Key Laboratory of Industrial Microbiology, Ministry of Education, College of Biotechnology, Tianjin University of Science and Technology, China International Science and Technology Cooperation Base of Food Nutrition/Safety and Medicinal Chemistry, Tianjin 300457, PR China.
School of Pharmaceutical Science, Shandong First Medical University & Shandong Academy of Medical Sciences, Tai'an, 271016, PR China.
Carbohydr Res. 2021 Nov;509:108431. doi: 10.1016/j.carres.2021.108431. Epub 2021 Sep 3.

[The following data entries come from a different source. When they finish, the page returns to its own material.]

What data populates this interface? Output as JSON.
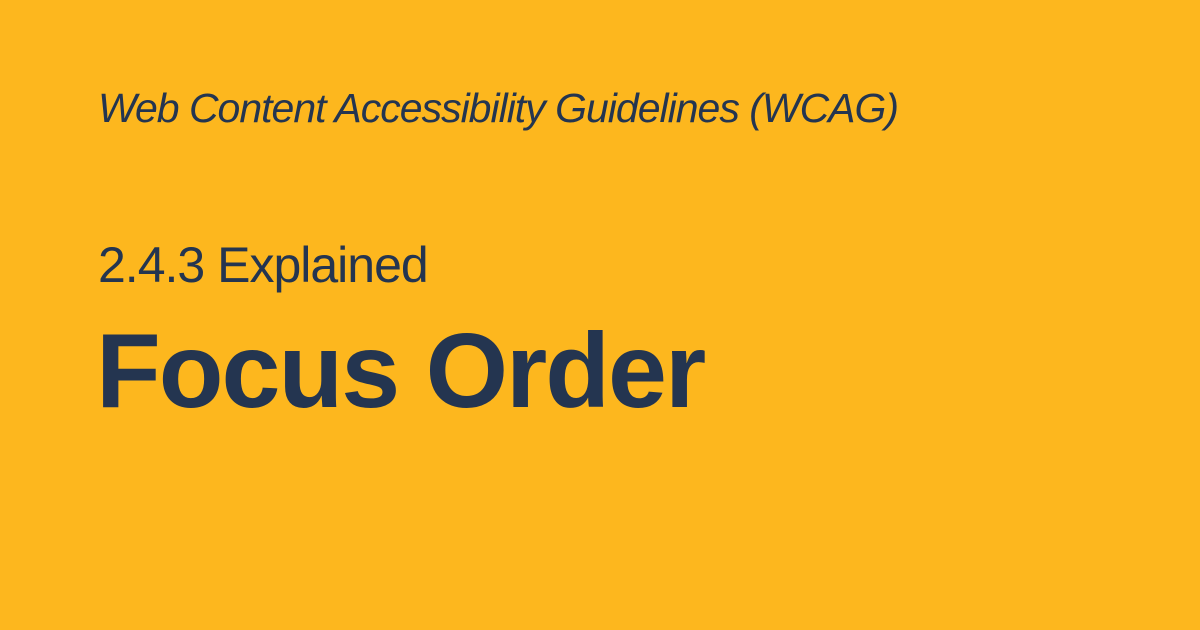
{
  "card": {
    "subtitle": "Web Content Accessibility Guidelines (WCAG)",
    "section": "2.4.3 Explained",
    "title": "Focus Order"
  },
  "colors": {
    "background": "#FDB71E",
    "text": "#243550"
  }
}
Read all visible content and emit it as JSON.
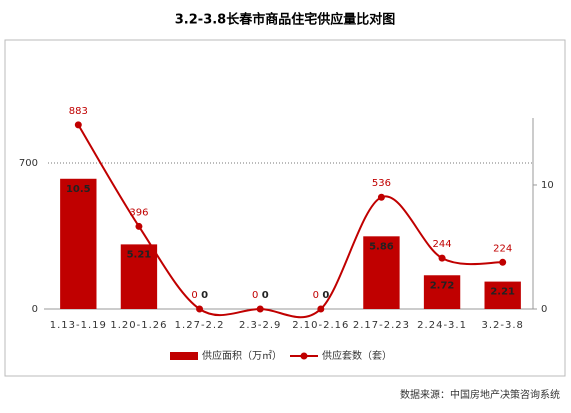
{
  "chart_data": {
    "type": "combo",
    "title": "3.2-3.8长春市商品住宅供应量比对图",
    "categories": [
      "1.13-1.19",
      "1.20-1.26",
      "1.27-2.2",
      "2.3-2.9",
      "2.10-2.16",
      "2.17-2.23",
      "2.24-3.1",
      "3.2-3.8"
    ],
    "series": [
      {
        "name": "供应面积（万㎡）",
        "type": "bar",
        "axis": "y2",
        "color": "#c00000",
        "values": [
          10.5,
          5.21,
          0,
          0,
          0,
          5.86,
          2.72,
          2.21
        ]
      },
      {
        "name": "供应套数（套）",
        "type": "line",
        "color": "#c00000",
        "values": [
          883,
          396,
          0,
          0,
          0,
          536,
          244,
          224
        ]
      }
    ],
    "ylim": [
      0,
      916
    ],
    "yticks": [
      0,
      700
    ],
    "y2lim": [
      0,
      15.4
    ],
    "y2ticks": [
      0,
      10
    ],
    "grid": true,
    "legend": "bottom",
    "source": "数据来源：中国房地产决策咨询系统"
  }
}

A highly efficient chemoenzymatic method for synthesizing ganglioside GM3 and lyso-GM3 was reported here. Enzymatic extension of the chemically synthesized lactosyl sphingosine using efficient one-pot multienzyme (OPME) reaction allowed glycosylation to be carried out in aqueous solutions realizing the greening of reactions. Ganglioside GM3 was synthesized through 10 steps with a total yield of 22%. Lyso-GM3 was very useful for kinds of derivatization. The anti-proliferation activity studies demonstrated that these compounds 14-16 with sphingosine exhibited more potency than the corresponding lyso-GM3 with ceramide. All ganglioside GM3 and lyso-GM3 can effectively inhibit the migration of melanoma B16-F10 cells. These chemoenzymaticlly synthesized GM3 and lyso-GM3 exhibited antitumor activities, which can provide valuable sights to search new antitumor agents for cancer therapy.
本文报道了一种高效的化学酶法合成神经节苷脂 GM3 和溶酶体神经节苷脂 GM3 的方法。通过高效一锅多酶(OPME)反应,对化学合成的乳糖基神经鞘氨醇进行酶促延伸,使糖基化能够在水溶液中进行,实现了反应的绿色化。GM3 通过 10 步反应总收率为 22%合成。溶酶体神经节苷脂 GM3 非常适合进行各种衍生化。增殖活性研究表明,与相应的神经酰胺溶酶体 GM3 相比,具有神经鞘氨醇的化合物 14-16 具有更强的活性。所有神经节苷脂 GM3 和溶酶体神经节苷脂 GM3 均可有效抑制黑色素瘤 B16-F10 细胞的迁移。这些化学酶法合成的 GM3 和溶酶体神经节苷脂 GM3 表现出抗肿瘤活性,为寻找用于癌症治疗的新型抗肿瘤药物提供了有价值的思路。